Historical documentation says they extended the train line to Whitehouse in 1848 (and Easton by 1852) – obviously this was through Raritan. There are unfortunately no surviving local newspapers from the entire decade. So, we are left to guess how the small growing town of Raritan celebrated the occasion.
The positioning of the railroad tracks in Raritan was easy as nothing was in its way. The practice of Eminent Domain, the government taking private property for public use, had to be used in other towns. But the Raritan train line was easily set down on what would have been Fourth Street.
Raritan was a manufacturing town. Early railroad records indicate that it was heavy in freight volume but light in passenger volume.

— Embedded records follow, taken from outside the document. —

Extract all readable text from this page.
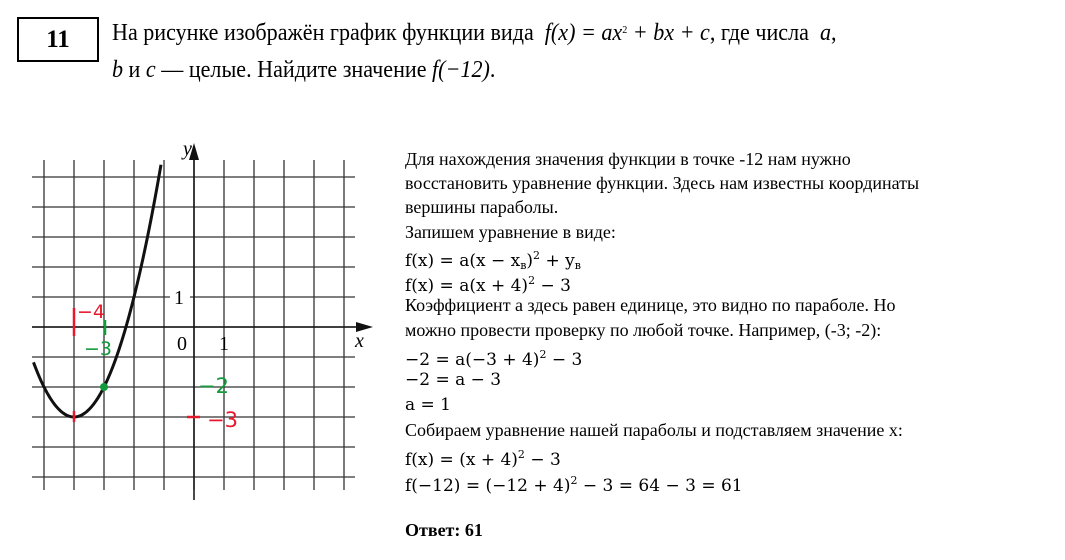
11	На рисунке изображён график функции вида $f(x) = ax^2$ + bx + c, где числа a,
b и c — целые. Найдите значение f(−12).
y
x
1
0 1
−4
−3
−2
−3
Для нахождения значения функции в точке -12 нам нужно
восстановить уравнение функции. Здесь нам известны координаты
вершины параболы.
Запишем уравнение в виде:
$f(x) = a(x - x_в)^2 + y_в$
$f(x) = a(x + 4)^2 - 3$
Коэффициент а здесь равен единице, это видно по параболе. Но
можно провести проверку по любой точке. Например, (-3; -2):
$-2 = a(-3 + 4)^2 - 3$
−2 = a − 3
a = 1
Собираем уравнение нашей параболы и подставляем значение х:
$f(x) = (x + 4)^2 - 3$
$f(-12) = (-12 + 4)^2 - 3 = 64 - 3 = 61$
Ответ: 61
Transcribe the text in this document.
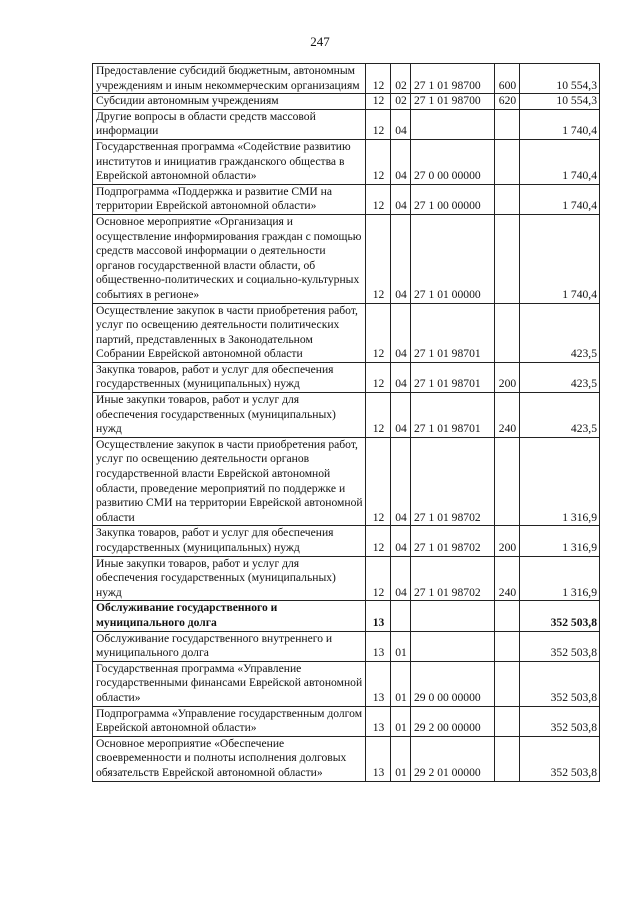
247
Предоставление субсидий бюджетным, автономным учреждениям и иным некоммерческим организациям	12	02	27 1 01 98700	600	10 554,3
Субсидии автономным учреждениям	12	02	27 1 01 98700	620	10 554,3
Другие вопросы в области средств массовой информации	12	04			1 740,4
Государственная программа «Содействие развитию институтов и инициатив гражданского общества в Еврейской автономной области»	12	04	27 0 00 00000		1 740,4
Подпрограмма «Поддержка и развитие СМИ на территории Еврейской автономной области»	12	04	27 1 00 00000		1 740,4
Основное мероприятие «Организация и осуществление информирования граждан с помощью средств массовой информации о деятельности органов государственной власти области, об общественно-политических и социально-культурных событиях в регионе»	12	04	27 1 01 00000		1 740,4
Осуществление закупок в части приобретения работ, услуг по освещению деятельности политических партий, представленных в Законодательном Собрании Еврейской автономной области	12	04	27 1 01 98701		423,5
Закупка товаров, работ и услуг для обеспечения государственных (муниципальных) нужд	12	04	27 1 01 98701	200	423,5
Иные закупки товаров, работ и услуг для обеспечения государственных (муниципальных) нужд	12	04	27 1 01 98701	240	423,5
Осуществление закупок в части приобретения работ, услуг по освещению деятельности органов государственной власти Еврейской автономной области, проведение мероприятий по поддержке и развитию СМИ на территории Еврейской автономной области	12	04	27 1 01 98702		1 316,9
Закупка товаров, работ и услуг для обеспечения государственных (муниципальных) нужд	12	04	27 1 01 98702	200	1 316,9
Иные закупки товаров, работ и услуг для обеспечения государственных (муниципальных) нужд	12	04	27 1 01 98702	240	1 316,9
Обслуживание государственного и муниципального долга	13				352 503,8
Обслуживание государственного внутреннего и муниципального долга	13	01			352 503,8
Государственная программа «Управление государственными финансами Еврейской автономной области»	13	01	29 0 00 00000		352 503,8
Подпрограмма «Управление государственным долгом Еврейской автономной области»	13	01	29 2 00 00000		352 503,8
Основное мероприятие «Обеспечение своевременности и полноты исполнения долговых обязательств Еврейской автономной области»	13	01	29 2 01 00000		352 503,8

Around 1870 a standard had been established for the width of the train tracks. By 1880 all train lines converted to it allowing for separate train lines to connect without passengers having to board another train.
For decades Raritan had many travel options as there were two additional train lines along the “Raritan Valley Line”. From 1864 – 1953 there was a train line from Somerville to Flemington. From 1873 – 1982 there was a train line from Bound Brook to Trenton and Philadelphia.

As for access to Manhattan, for years from Raritan one could only take the train to the edge of New Jersey. From there you had to take a ferry across the Hudson River. But in 1908 a tunnel was completed from Hoboken under the Hudson River to Manhattan. By 1911, the Newark train station had a line connecting to this tunnel and the “path train” was born giving Raritan and the rest of the state easier access to Manhattan.
Raritan’s railroad depot building was built in 1891. It survives today.

The railroad is always evolving. The old timers in Raritan can recall the era before the automatic safety gates. Until 1968, when a train was coming, a person at the train crossing at Anderson Street and Thompson Street would come out of a little house to Flash a stop sign.
Years ago, in Raritan there was a roundabout track which allowed the train to turn around. For years Raritan was the last stop on the “Raritan Valley Line” for passenger traffic. Today Lab Corp is in the location that the roundabout once occupied.

Also, Raritan once had a train extension that ran right down the middle of Lincoln Street across Somerset Street to the Raritan Woolen Mills. This track existed from around 1900 till the late 1950s.
A plaque on the underpass commemorates the
history of the Central Jersey Railroad.